Searchable abstracts of presentations at key conferences in endocrinology
Endocrine Abstracts (2011) 25 P327

SFEBES2011 Poster Presentations Thyroid (43 abstracts)

Management of hyperfunctioning thyroid malignancy with psychiatric co-morbidity

David Till , Jackie Gilbert , Dylan Lewis , James Crane , Simon Aylwin & Alan McGregor


Kings College Hospital, London, UK.


A 70-year-old female with known schizophrenia presented in hyperthyroid crisis. Examination revealed muscle wasting, tremor, sweating, low-grade fever, and sinus tachycardia. Biochemistry confirmed the diagnosis (TSH <0.1 mlU/l, thyroxine 41 pmol/l (9–25), tri-iodothyronine 25 pmol/l (3.5–6.5)). The patient was commenced on i.v. esmolol and carbimazole (40 mg) crushed into warm milk.

However, lacking mental capacity, and refusing to take all medication, she underwent emergency thyroidectomy. The thyroid was recognised to be malignant intra-operatively, so total thyroidectomy and extensive lymph node dissection was undertaken. A histological diagnosis of follicular thyroid carcinoma was made (FTC pT4c N0 (0/8) Mx STAGE IV).

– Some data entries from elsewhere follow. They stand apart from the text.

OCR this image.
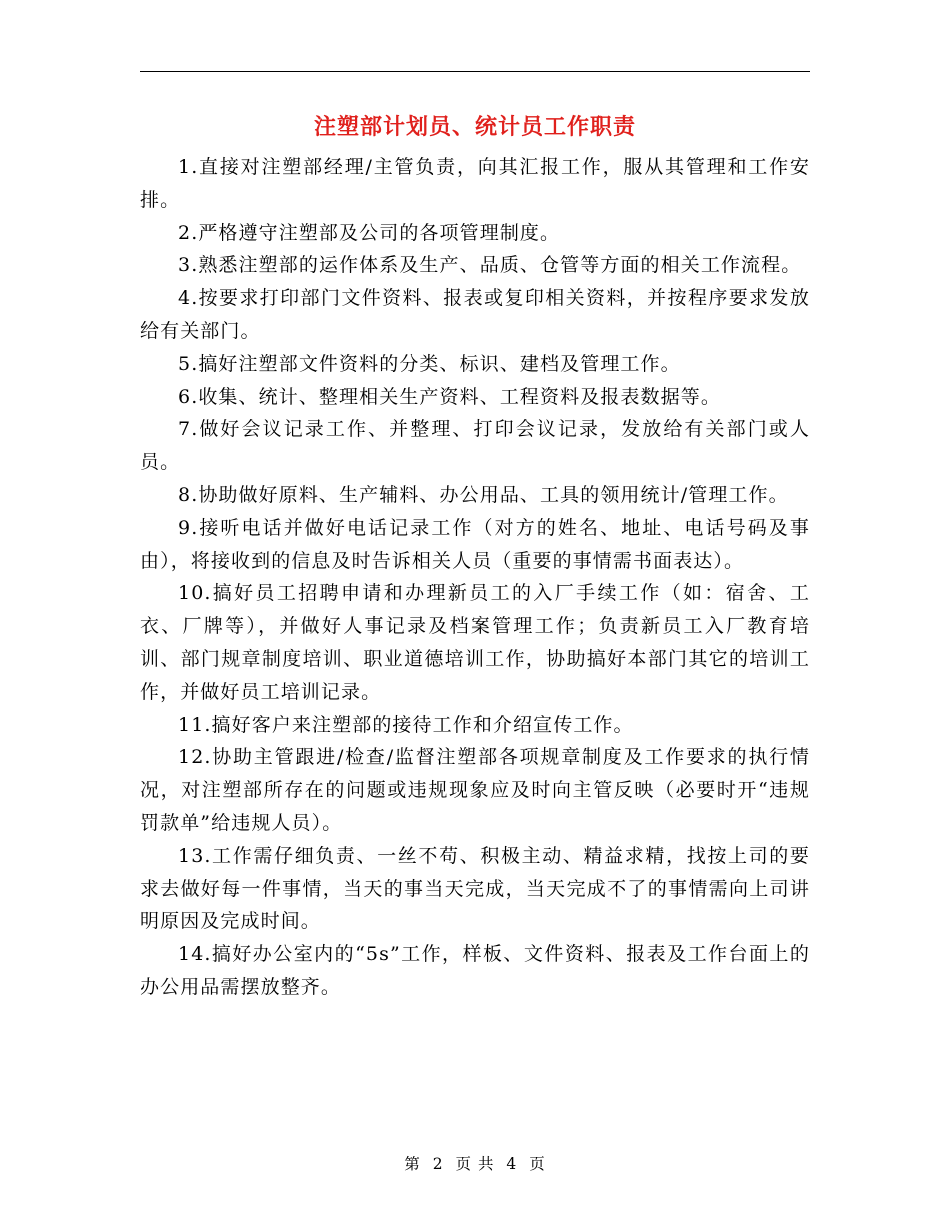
注塑部计划员、统计员工作职责

1.直接对注塑部经理/主管负责，向其汇报工作，服从其管理和工作安排。

2.严格遵守注塑部及公司的各项管理制度。

3.熟悉注塑部的运作体系及生产、品质、仓管等方面的相关工作流程。

4.按要求打印部门文件资料、报表或复印相关资料，并按程序要求发放给有关部门。

5.搞好注塑部文件资料的分类、标识、建档及管理工作。

6.收集、统计、整理相关生产资料、工程资料及报表数据等。

7.做好会议记录工作、并整理、打印会议记录，发放给有关部门或人员。

8.协助做好原料、生产辅料、办公用品、工具的领用统计/管理工作。

9.接听电话并做好电话记录工作（对方的姓名、地址、电话号码及事由），将接收到的信息及时告诉相关人员（重要的事情需书面表达）。

10.搞好员工招聘申请和办理新员工的入厂手续工作（如：宿舍、工衣、厂牌等），并做好人事记录及档案管理工作；负责新员工入厂教育培训、部门规章制度培训、职业道德培训工作，协助搞好本部门其它的培训工作，并做好员工培训记录。

11.搞好客户来注塑部的接待工作和介绍宣传工作。

12.协助主管跟进/检查/监督注塑部各项规章制度及工作要求的执行情况，对注塑部所存在的问题或违规现象应及时向主管反映（必要时开“违规罚款单”给违规人员）。

13.工作需仔细负责、一丝不苟、积极主动、精益求精，找按上司的要求去做好每一件事情，当天的事当天完成，当天完成不了的事情需向上司讲明原因及完成时间。

14.搞好办公室内的“5s”工作，样板、文件资料、报表及工作台面上的办公用品需摆放整齐。

第 2 页 共 4 页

Postoperative thyroid hormone levels proved difficult to control with high dose thionamides. CT and NM imaging revealed a large (8×10×12 cm), highly vascular, hepatic metastasis, as well as persistent neck disease. Radioiodine therapy was determined to be inappropriate, due to her overactive status, the likelihood of all 131I being retained in the hepatic lesion, and as the patient required one-to-one nursing due to her psychiatric condition.

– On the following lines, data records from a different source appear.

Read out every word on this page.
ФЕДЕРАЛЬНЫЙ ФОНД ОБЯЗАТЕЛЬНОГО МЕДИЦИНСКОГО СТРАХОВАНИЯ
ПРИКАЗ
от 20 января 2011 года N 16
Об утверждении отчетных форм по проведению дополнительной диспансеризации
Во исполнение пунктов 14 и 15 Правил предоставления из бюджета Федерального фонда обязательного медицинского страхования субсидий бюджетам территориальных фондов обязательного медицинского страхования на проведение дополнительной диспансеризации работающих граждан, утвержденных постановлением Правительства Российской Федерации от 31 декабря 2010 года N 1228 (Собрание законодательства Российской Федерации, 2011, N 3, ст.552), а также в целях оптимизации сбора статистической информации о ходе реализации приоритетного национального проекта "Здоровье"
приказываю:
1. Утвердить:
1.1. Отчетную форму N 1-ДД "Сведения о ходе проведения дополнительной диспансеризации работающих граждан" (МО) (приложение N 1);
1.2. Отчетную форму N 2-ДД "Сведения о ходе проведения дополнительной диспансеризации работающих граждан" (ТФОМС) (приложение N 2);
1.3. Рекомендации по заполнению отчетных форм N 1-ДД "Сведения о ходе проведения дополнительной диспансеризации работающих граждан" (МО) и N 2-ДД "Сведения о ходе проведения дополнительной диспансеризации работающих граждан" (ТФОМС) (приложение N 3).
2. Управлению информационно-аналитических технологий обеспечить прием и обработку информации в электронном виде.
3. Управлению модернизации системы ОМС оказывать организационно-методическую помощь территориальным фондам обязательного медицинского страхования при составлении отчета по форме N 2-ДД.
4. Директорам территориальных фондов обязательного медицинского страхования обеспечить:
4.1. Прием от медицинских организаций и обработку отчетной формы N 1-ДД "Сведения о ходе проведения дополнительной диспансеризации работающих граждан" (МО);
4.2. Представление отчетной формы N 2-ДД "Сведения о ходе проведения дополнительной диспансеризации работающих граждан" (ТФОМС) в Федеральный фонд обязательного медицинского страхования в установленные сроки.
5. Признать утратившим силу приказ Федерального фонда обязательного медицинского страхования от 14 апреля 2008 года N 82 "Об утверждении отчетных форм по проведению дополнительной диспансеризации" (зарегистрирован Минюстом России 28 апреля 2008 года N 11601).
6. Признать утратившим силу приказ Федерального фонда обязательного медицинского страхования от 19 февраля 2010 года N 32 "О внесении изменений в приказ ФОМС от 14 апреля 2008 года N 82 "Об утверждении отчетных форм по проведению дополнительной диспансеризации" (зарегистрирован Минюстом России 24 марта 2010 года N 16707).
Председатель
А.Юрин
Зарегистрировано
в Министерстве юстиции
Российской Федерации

The patient was unfit for hepatic surgery, so underwent percutaneous arterial embolisation, with the aim of tumour debulking and amelioration of symptoms. This has allowed palliative control of the thyrotoxic state with carbimazole and thyroxine, and concomitantly improved the patient’s psychiatric condition. Her psychiatric team, and family (predominantly living abroad), were included in all stages of treatment.

This case presents an unusual history of thyroid follicular malignancy, coupled with significant psychiatric disease. Management decisions highlight the benefit of discussion though Network Multidisciplinary teams, and access to/ consideration of all available treatment options. Hepatic metastases are a relatively unusual feature of follicular thyroid cancer, but like other neuroendocrine hepatic disease may be hyperfunctioning. Cases have previously reported radiofrequency ablation or hepatic surgery as alternative approaches to their treatment.